Another expansion of County Road 39 in Southampton is planned to reduce congestion on the South Fork.
The plan is to add a second eastbound lane to the 1.5-mile stretch between North Sea Road and Montauk Highway, and improve some of the intersections along the way.
County Executive Steve Levy, R-Bayport, announced the $4.5 million project during a press conference held at the side of County Road 39 on Friday, along with county planners and Legislator Jay Schneiderman, I-Montauk, the .
“This is our latest feature in our plan to expand our gateway to the South Fork,” Levy said Friday. “There is nothing that frustrates out residents more than having to sit in traffic unnecessarily.” He estimated it would shave 40 minutes off commuters' travel time.
The county also touted improved drainage, 6-foot-wide shoulders on both sides of the road, a continuous sidewalk, crosswalks, pedestrians signals, and a pedestrian walkway and gates at the Long Island Rail Road tracks.
The previous two phases of the restructuring of County Road 39, which added an eastbound lane and continuous turning lane to the 4.5-mile stretch between Sunrise Highway and North Sea Road, were completed in 2008. The extra lane significantly reduced traffic on the corridor. During peak summer traffic, an eastbound bottleneck where Sunrise Highway became County Road 39 would back up traffic for miles. What should have been a 15-minute drive to Southampton Village would take more than an hour.
While the extra lane alleviated traffic to the village — traffic studies said 40 percent of morning commuters heading east ended their journeys there — the bottleneck was moved further east. With this new expansion, it may move once again.
“There is no doubt there will be a bottleneck by , by the Princess Diner,” where County Road 39a meetings Montauk Highway, Schneiderman said. But he assured the expansion would still alleviate commuters’ pain.
“By moving that extra lane a little bit further east, I think you will give drivers more options if traffic is really backed up to get to where they are going,” he said
The total cost of all three phases is expected to amount to less than $20 million, saving $50 million compared to a previously proposed federal project that would have taken longer and required acquiring land, according to Levy’s office.
The county will seek federal reimbursement for some of the costs of the latest phase. Schneiderman said the federal government could reimburse 80 percent.

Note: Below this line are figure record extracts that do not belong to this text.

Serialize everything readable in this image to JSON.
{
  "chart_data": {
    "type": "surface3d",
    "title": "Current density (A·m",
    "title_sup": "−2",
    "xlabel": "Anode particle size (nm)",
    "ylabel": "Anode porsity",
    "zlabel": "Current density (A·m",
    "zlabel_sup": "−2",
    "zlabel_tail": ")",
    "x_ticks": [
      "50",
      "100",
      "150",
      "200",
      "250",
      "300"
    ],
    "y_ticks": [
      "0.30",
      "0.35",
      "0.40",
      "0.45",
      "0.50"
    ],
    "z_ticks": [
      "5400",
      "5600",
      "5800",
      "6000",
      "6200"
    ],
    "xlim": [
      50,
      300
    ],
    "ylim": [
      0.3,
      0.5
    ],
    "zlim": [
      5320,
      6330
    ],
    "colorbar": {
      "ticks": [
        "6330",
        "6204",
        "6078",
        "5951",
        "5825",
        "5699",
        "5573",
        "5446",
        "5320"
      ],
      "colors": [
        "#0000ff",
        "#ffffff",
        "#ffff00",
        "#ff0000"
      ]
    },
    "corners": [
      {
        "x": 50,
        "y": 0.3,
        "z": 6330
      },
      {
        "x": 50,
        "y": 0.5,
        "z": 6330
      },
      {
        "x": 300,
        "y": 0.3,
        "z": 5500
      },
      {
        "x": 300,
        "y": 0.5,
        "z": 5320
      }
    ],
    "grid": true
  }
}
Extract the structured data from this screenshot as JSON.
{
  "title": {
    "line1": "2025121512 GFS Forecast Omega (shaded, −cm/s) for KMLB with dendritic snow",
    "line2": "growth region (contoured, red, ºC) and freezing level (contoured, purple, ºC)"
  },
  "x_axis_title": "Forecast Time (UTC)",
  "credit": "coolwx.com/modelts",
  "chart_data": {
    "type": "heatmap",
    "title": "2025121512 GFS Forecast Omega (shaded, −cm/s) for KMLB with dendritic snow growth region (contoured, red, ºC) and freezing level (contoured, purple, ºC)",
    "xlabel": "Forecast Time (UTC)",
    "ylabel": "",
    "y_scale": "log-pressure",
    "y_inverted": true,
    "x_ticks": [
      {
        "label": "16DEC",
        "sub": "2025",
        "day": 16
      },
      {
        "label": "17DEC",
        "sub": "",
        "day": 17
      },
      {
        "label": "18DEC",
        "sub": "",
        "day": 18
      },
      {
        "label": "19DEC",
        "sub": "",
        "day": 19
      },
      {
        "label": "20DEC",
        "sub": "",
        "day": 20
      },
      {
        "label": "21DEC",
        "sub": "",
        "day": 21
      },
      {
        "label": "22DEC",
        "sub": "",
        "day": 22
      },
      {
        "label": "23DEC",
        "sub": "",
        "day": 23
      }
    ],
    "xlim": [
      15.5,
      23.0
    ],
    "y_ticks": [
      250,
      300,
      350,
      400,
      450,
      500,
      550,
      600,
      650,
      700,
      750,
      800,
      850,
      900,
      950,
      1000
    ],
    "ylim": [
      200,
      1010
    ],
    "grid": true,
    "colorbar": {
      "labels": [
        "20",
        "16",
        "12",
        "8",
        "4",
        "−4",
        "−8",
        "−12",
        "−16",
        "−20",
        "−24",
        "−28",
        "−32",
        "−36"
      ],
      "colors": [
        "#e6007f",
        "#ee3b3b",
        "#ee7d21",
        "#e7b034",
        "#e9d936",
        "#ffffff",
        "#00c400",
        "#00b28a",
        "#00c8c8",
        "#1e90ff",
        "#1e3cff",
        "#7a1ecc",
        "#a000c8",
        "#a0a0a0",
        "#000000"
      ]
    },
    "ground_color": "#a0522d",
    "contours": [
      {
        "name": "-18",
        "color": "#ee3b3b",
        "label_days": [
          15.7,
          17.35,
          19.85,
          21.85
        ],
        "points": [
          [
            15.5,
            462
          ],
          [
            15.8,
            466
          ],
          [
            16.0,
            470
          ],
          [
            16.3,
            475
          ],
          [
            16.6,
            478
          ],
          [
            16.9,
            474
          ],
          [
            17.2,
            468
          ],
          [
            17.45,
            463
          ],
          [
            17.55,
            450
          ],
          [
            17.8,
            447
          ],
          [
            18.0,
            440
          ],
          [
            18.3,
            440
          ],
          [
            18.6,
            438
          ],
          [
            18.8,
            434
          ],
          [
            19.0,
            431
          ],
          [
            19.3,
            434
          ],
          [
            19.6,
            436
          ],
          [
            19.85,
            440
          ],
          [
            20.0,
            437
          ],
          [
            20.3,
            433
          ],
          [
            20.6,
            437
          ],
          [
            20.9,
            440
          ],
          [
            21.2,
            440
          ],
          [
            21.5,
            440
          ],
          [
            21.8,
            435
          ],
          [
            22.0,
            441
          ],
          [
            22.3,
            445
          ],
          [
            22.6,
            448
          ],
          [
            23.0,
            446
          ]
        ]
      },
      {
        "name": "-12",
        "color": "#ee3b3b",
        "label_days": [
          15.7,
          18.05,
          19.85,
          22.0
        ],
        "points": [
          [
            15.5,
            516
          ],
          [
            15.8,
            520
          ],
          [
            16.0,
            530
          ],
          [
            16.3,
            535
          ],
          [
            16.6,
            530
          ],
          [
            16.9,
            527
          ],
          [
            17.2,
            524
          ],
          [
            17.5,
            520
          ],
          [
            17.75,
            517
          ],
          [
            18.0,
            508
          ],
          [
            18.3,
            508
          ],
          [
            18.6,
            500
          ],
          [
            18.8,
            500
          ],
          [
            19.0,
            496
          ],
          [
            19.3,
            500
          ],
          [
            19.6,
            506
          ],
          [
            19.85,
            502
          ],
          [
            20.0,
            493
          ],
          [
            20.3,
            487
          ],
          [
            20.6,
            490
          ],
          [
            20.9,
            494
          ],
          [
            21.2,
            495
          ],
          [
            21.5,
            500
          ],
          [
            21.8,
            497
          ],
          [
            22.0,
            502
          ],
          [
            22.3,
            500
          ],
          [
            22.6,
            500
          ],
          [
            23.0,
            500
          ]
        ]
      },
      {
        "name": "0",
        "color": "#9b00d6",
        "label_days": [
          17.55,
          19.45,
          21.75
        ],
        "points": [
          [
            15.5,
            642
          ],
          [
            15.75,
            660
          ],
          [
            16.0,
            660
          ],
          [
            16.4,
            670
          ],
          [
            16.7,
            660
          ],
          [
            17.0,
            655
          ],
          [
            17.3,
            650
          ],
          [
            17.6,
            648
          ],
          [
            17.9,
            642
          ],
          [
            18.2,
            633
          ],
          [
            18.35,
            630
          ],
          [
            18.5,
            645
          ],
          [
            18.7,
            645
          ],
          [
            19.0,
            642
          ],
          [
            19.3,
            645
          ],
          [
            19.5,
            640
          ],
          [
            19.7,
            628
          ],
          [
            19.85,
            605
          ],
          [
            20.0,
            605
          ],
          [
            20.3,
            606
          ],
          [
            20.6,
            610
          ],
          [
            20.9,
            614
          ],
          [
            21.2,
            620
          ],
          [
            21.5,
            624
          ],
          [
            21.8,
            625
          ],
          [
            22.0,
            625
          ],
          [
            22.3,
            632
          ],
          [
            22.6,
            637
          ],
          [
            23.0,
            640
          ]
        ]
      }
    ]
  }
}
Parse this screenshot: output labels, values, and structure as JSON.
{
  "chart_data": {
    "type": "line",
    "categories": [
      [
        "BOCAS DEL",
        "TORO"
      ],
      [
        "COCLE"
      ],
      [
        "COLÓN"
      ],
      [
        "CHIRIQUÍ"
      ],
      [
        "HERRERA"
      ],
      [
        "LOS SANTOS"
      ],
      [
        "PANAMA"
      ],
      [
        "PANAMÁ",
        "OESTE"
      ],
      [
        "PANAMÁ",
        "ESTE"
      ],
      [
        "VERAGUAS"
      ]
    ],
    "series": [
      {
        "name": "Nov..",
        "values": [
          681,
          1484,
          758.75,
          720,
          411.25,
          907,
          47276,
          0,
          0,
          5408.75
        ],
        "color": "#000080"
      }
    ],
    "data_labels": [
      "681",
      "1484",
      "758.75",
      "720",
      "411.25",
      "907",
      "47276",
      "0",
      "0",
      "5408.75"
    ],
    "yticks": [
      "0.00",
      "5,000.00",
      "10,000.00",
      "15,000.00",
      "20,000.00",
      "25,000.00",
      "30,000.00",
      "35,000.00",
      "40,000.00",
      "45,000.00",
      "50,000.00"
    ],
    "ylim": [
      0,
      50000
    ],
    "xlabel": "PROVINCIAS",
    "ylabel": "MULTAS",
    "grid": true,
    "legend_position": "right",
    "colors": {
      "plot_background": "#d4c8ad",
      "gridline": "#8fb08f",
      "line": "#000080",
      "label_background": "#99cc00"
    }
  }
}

Levy said the projected completion date is prior to Memorial Day 2012, but it is partially contingent upon New York State Department of Transportation approvals, and the anticipated start date of post-Labor Day 2011.
Years from now the County Road 39 improvement would be looked back on as a major accomplishment of his administration and the legislature, Levy said. “It really does have an impact on people’s quality of life.”
Schneiderman said an additional benefit of the expansion is that it will make it easier to evacuate the South Fork in the event of a disaster.
East of County Road 39, the only major corridor is Montauk Highway, which, for most of its length to Montauk Point, has just one eastbound lane and one westbound lane. It is also a state road, and the county has no power to expand it.
“That state has always been loathe to do any kind of expansion out here,” Levy said. He also pointed out that Montauk Highway has a downtown feel that an extra lane could disrupt, while County Road 39 does not.
Schneiderman said he would like to a see an additional westbound lane added to the 1.5-mile stretch of County Road 39 — but that’s it.
“I don’t favor any additional widening beyond that point,” he said. “I don’t want to see it widen into Water Mill.”